Mali : l’exode des populations civiles dans les pays frontaliers continue

Au Mali, l'exode des populations civiles continue vers la Mauritanie, le Niger ou encore vers l'Algérie.
© Latifa Mouaoued/RFI

Au Mali, l'exode des populations civiles continue, conséquence des combats entre l'armée et les rebelles touaregs au nord du pays. Elles fuient au Burkina Faso, en Mauritanie, au Niger, ou encore vers l'Algérie dans la région de Bordj el-Mokhtar.

A la frontière mauritanienne, dans la région de Fassala, on compte désormais plus de 6 000 réfugiés maliens. Depuis plusieurs jours, plus de 400 personnes ont aussi transité par la région de Koubeni, 70 pour la seule journée de dimanche.  

Parmi eux, il y a des soldats déserteurs, des hauts-gradés venus mettre leur famille à l'abri, ou des hommes d'affaires.  Cette semaine, au moins 6 députés, et une dizaine de maires de communes rurales ont aussi franchi la frontière mauritanienne. 

Au Burkina, le camp installé à quelques kilomètres de la ville de Djibo comptait dimanche environ 250 personnes. Ces derniers jours, des réfugiés de Sévaré, de Gossi, des communes d''Inadiatafane, ou encore de Bankass sont arrivés. Un réfugié confie que l'accueil est chaleureux mais déplore que l'aide humanitaire tarde à venir.

En Algérie, aussi les quelque 5 000 réfugiés qui se trouvernt dans la région de Bordj el-Moktar, attendent avec impatience l'arrivée de l'aide humanitaire. Ils réclament notamment des baches et de l'eau.

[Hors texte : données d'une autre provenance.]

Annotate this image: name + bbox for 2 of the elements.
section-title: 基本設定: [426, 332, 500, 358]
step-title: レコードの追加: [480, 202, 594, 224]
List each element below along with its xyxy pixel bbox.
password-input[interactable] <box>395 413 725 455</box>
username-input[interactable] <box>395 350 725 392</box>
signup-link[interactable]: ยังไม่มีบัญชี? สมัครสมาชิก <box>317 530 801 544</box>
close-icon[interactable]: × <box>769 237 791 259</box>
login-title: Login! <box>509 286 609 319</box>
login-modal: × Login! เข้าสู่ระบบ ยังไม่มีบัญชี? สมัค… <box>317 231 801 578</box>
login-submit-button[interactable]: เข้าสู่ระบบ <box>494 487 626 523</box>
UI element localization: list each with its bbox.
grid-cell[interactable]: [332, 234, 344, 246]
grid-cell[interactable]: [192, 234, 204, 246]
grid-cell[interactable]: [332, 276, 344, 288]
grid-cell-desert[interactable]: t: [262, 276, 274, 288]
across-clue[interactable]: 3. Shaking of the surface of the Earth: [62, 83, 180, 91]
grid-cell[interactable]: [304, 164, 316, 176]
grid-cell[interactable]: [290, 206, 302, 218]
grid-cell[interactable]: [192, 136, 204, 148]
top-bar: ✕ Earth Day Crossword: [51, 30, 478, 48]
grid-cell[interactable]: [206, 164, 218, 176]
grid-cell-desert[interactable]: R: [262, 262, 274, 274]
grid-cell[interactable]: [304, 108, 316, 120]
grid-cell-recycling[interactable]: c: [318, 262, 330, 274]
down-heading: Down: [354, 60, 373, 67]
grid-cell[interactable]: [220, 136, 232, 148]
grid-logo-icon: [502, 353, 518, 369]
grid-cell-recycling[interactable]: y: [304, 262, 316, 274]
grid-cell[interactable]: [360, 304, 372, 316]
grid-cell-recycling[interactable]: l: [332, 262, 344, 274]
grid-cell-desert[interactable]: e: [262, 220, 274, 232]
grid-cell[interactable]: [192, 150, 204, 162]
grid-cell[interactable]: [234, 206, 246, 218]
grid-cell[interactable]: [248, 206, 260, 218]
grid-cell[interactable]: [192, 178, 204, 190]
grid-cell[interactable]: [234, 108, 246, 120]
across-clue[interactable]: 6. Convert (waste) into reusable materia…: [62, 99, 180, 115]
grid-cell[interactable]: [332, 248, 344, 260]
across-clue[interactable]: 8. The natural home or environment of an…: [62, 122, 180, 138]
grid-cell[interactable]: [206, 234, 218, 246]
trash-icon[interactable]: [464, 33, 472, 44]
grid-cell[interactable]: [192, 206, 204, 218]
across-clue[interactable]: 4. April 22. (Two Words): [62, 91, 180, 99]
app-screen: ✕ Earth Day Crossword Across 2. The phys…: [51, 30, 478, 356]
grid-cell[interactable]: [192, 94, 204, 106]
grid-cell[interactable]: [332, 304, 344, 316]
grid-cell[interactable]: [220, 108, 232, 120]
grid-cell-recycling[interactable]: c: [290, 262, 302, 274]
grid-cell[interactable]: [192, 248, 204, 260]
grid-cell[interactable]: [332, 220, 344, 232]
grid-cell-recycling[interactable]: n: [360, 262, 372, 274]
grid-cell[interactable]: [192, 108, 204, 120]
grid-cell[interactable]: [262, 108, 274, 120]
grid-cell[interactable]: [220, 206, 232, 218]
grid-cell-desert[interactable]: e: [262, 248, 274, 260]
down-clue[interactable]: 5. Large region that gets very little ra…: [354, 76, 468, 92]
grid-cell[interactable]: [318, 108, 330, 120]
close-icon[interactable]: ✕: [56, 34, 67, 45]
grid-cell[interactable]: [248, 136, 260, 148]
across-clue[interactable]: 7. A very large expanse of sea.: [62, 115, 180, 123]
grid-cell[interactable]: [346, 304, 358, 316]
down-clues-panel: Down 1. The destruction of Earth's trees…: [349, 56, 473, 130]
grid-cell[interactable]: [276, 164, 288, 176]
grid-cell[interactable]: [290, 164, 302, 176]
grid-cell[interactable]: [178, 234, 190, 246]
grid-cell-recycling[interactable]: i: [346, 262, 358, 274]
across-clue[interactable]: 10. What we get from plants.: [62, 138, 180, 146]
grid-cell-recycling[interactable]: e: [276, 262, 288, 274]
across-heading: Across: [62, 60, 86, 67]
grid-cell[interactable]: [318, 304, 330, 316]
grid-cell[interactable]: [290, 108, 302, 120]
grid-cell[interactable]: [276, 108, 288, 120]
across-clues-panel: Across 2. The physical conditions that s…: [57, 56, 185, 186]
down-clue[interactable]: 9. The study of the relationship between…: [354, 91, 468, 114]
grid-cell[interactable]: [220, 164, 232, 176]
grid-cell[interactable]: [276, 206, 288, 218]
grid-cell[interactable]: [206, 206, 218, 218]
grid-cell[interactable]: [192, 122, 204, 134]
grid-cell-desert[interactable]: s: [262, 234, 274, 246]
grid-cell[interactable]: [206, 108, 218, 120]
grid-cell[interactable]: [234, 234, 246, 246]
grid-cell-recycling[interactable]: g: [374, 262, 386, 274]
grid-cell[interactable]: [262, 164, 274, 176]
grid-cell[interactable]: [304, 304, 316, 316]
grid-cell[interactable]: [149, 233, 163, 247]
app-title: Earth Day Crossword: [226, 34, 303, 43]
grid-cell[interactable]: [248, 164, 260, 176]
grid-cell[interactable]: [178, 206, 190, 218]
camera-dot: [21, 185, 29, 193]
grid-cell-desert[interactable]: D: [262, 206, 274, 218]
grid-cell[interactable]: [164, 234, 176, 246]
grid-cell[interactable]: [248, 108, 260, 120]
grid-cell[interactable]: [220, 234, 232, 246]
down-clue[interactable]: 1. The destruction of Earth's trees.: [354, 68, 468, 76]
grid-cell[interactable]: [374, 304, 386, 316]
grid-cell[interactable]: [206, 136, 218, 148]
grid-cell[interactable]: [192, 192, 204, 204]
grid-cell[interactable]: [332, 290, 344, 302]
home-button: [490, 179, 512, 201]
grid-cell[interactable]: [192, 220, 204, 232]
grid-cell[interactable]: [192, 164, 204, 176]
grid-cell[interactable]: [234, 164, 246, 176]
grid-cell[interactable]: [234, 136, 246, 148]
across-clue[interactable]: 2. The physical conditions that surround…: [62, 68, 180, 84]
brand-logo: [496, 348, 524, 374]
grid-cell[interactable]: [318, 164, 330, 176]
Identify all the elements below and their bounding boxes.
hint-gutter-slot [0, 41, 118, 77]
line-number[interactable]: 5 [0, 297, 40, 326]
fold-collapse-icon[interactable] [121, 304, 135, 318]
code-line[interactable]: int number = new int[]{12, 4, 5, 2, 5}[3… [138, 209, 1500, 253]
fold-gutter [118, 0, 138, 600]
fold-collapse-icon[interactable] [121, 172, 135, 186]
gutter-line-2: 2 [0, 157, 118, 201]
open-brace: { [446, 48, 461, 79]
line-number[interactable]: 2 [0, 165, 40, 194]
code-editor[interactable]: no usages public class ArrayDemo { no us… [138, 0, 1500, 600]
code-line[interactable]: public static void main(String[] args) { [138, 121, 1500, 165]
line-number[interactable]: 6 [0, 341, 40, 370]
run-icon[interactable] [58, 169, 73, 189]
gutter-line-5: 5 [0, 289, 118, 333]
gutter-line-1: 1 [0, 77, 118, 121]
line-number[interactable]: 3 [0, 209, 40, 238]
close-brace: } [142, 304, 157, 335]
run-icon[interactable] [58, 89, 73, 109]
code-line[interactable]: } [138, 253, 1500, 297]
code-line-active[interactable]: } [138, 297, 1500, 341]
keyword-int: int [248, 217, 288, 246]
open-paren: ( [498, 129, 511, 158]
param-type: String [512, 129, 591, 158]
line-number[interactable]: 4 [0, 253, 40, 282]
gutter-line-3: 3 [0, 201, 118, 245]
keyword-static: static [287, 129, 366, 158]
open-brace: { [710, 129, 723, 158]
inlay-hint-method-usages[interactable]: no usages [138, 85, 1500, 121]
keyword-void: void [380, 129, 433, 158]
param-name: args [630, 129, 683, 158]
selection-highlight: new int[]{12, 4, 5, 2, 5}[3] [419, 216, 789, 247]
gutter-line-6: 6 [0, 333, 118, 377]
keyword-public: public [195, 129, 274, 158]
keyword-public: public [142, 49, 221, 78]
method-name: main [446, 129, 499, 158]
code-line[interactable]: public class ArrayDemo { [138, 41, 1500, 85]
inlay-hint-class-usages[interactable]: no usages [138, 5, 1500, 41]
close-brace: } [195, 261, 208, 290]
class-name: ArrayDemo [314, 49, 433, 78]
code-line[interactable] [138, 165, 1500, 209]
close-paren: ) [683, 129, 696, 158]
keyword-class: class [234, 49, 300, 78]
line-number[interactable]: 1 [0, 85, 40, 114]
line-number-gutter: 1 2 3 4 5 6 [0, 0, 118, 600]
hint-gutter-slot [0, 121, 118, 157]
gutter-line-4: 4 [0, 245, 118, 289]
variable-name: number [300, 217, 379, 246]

Assalet Ag Ahmed est enseignant et élu de la commune de Tarkin, dans le cercle de Bourem. RFI l'a joint dans la localité malienne d'el-Khalil, à une quinzaine de kilomètres de la frontière algérienne. Il lance un appel à l'aide pour ces déplacés livrés à eux- mêmes.

A el-Khalil, nous sommes environ 5 000 personnes arrivées avec femmes et enfants...

Témoignage d'un enseignant et élu de Tarkin
05-02-2012 - Par Charlotte Idrac

Au Niger, le point de passage de Chinagoder a reçu dimanche une quinzaine de véhicules. A leur bord, des habitants qui ont fui Anderanboukane et Menaka. Essentiellement des civils de la communauté tamasheq qui continuent de fuir donc par peur des représailles.